Now, I believe it is possible to use multiple systems and create overlapping spaces, calibrate them relative to each other and create a wider space but we have not tried that. But you will not escape the fact that as you get higher, the effective footprint of your capture space narrows. And my understanding of the current system is that 24 is the maximum number of cameras, so unless you go with multiple systems, you would be limited.

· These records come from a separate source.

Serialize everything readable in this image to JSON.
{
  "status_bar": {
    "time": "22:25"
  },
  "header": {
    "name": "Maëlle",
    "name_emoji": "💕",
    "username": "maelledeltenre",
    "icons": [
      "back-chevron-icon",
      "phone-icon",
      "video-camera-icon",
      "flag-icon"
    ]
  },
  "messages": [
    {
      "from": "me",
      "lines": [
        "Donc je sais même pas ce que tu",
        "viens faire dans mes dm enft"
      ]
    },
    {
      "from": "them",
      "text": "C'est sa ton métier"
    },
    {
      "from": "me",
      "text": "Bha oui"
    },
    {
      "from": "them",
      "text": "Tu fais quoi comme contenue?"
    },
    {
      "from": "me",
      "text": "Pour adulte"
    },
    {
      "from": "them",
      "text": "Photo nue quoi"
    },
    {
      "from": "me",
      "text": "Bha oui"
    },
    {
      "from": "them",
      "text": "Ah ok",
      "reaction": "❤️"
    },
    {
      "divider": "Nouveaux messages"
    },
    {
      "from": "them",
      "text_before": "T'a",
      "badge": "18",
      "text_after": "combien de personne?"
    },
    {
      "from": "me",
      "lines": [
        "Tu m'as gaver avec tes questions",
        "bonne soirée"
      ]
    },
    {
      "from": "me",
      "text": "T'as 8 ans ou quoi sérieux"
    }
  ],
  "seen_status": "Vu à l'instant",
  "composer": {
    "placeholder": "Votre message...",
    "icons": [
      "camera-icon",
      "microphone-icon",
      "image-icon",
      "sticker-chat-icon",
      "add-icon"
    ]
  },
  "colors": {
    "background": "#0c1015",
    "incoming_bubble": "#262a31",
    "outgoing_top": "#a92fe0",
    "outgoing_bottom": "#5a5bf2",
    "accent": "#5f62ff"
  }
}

Regarding number of targets, we have tracked up to 7 ground vehicles with no problem, and I believe the system can support a much larger count. Trick is to create unique marker configurations and spread the markers as far apart on your vehicle. Establishing a 'clean' origin is a bit of a pain but you can eyeball it make it work fine. And the accuracy is superb, far exceeds any other localization method (gps, cricket, sonars, etc.).

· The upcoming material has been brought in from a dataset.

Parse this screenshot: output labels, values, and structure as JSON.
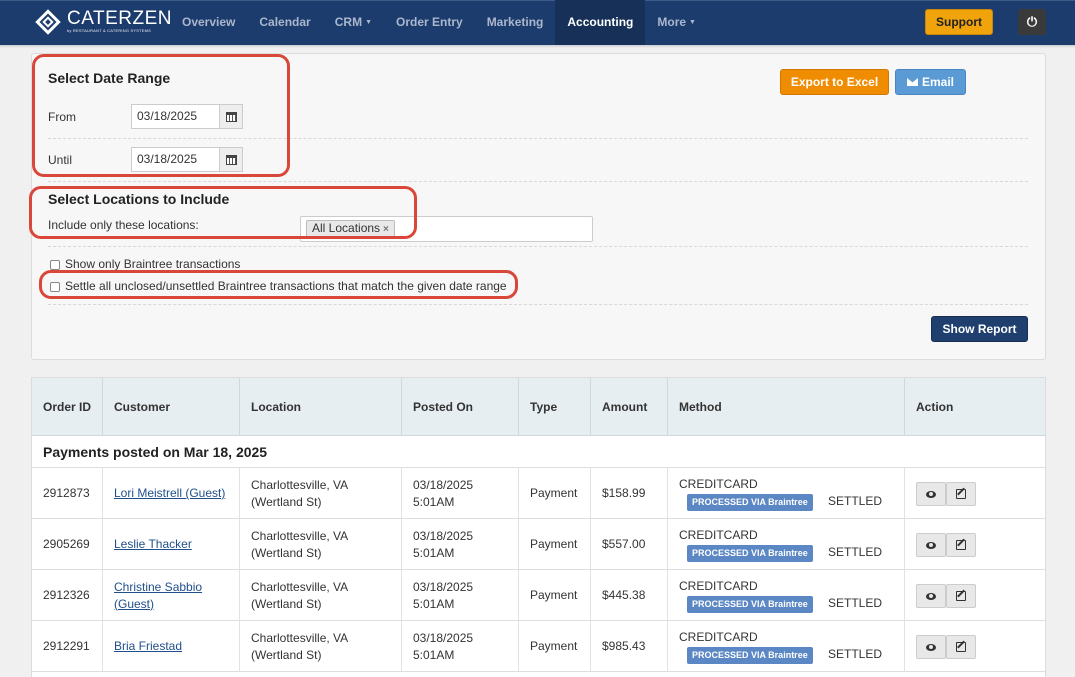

Regarding frequency, the system broadcasts packets with all the data at pretty high frequency, I believe 100 Hz. We are currently doing some detailed investigation on the latency (we are using a ground marker on which the bot knows its position and we are comparing the delay between reaching that position and when the message with that location actually arrives on the bot) but work is in progress. But I do not think the lag would be more than a couple of frames plus udp overhead, plenty fast for control loops on ground vehicles and possibly ok for flight vehicle control. In any serious application, you would have to implement a kalman filter anyway, so you may be able to get away with a bit of delay.

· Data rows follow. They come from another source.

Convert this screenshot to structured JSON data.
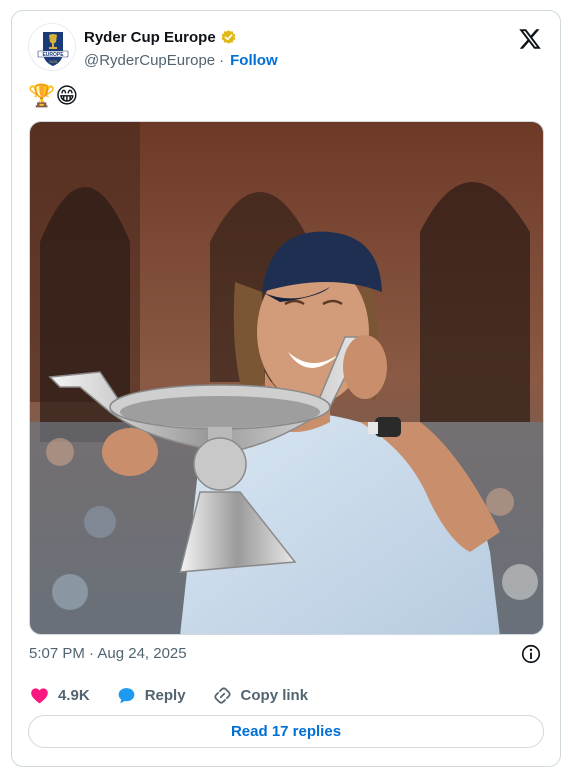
{
  "account": {
    "display_name": "Ryder Cup Europe",
    "handle": "@RyderCupEurope",
    "separator": "·",
    "follow_label": "Follow",
    "avatar_text": "EUROPE",
    "avatar_year": "2025"
  },
  "tweet": {
    "text": "🏆😁",
    "timestamp": "5:07 PM · Aug 24, 2025"
  },
  "actions": {
    "likes": "4.9K",
    "reply_label": "Reply",
    "copy_label": "Copy link"
  },
  "read_replies_label": "Read 17 replies",
  "colors": {
    "link": "#006fd6",
    "like": "#f91880",
    "reply": "#1d9bf0",
    "muted": "#536471",
    "border": "#cfd9de",
    "verified": "#e2b719"
  },
  "icons": [
    "verified-badge-icon",
    "x-logo-icon",
    "info-icon",
    "heart-icon",
    "reply-bubble-icon",
    "link-icon"
  ]
}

My only final recommendation is to purchase a system and try it out. A minimal system is so cheap (relative to others) that it is probably cheaper to purchase a system and try it than spend too much time pondering. If possible, go for the higher resolution cameras you can afford. And good luck!

Seth Steiling
Posts: 1366
Joined: Fri Jun 27, 2008 11:29 am
Location: Corvallis, Oregon

Re: Using "Tracking Tools" for Robotics Research?

Post by Seth Steiling » Thu Jun 30, 2011 5:18 pm

Vavr wrote:...The basic recommendation is to create a square of about 20x20 feet, which gives you an effective capture footprint of about 10x10 feet. For us, that is nowhere near enough to providing an effective sandbox within which to reliable simulate indoors gps. We have tried to space the cameras out and you can gain some useful space but much beyond 25 feet distance, tracking becomes erratic (but keep in mind we only have 12 cameras, and they are not the latest high-res ones)...
Unfortunately, we haven't been able to test the max volume yet with the new S250e, but it should be much, much larger than what even a 24 camera V100:R2 system can offer. For starters, you can scale the camera count much higher--potentially up to 96 cameras in one volume. Additionally, each S250e camera offers more 2D coverage and up to 50% increased range compared to the R2 system. The net result is a much larger capture-volume-to-setup-area ratio.
...Now, I believe it is possible to use multiple systems and create overlapping spaces, calibrate them relative to each other and create a wider space but we have not tried that. But you will not escape the fact that as you get higher, the effective footprint of your capture space narrows. And my understanding of the current system is that 24 is the maximum number of cameras, so unless you go with multiple systems, you would be limited...

You can calibrate multiple groups of overlapping volumes, but at this time the calibration does not support actually stitching them together. But, as I mentioned above, if you go with S250e cameras you can actually go way higher than 24, to create some pretty massive volumes.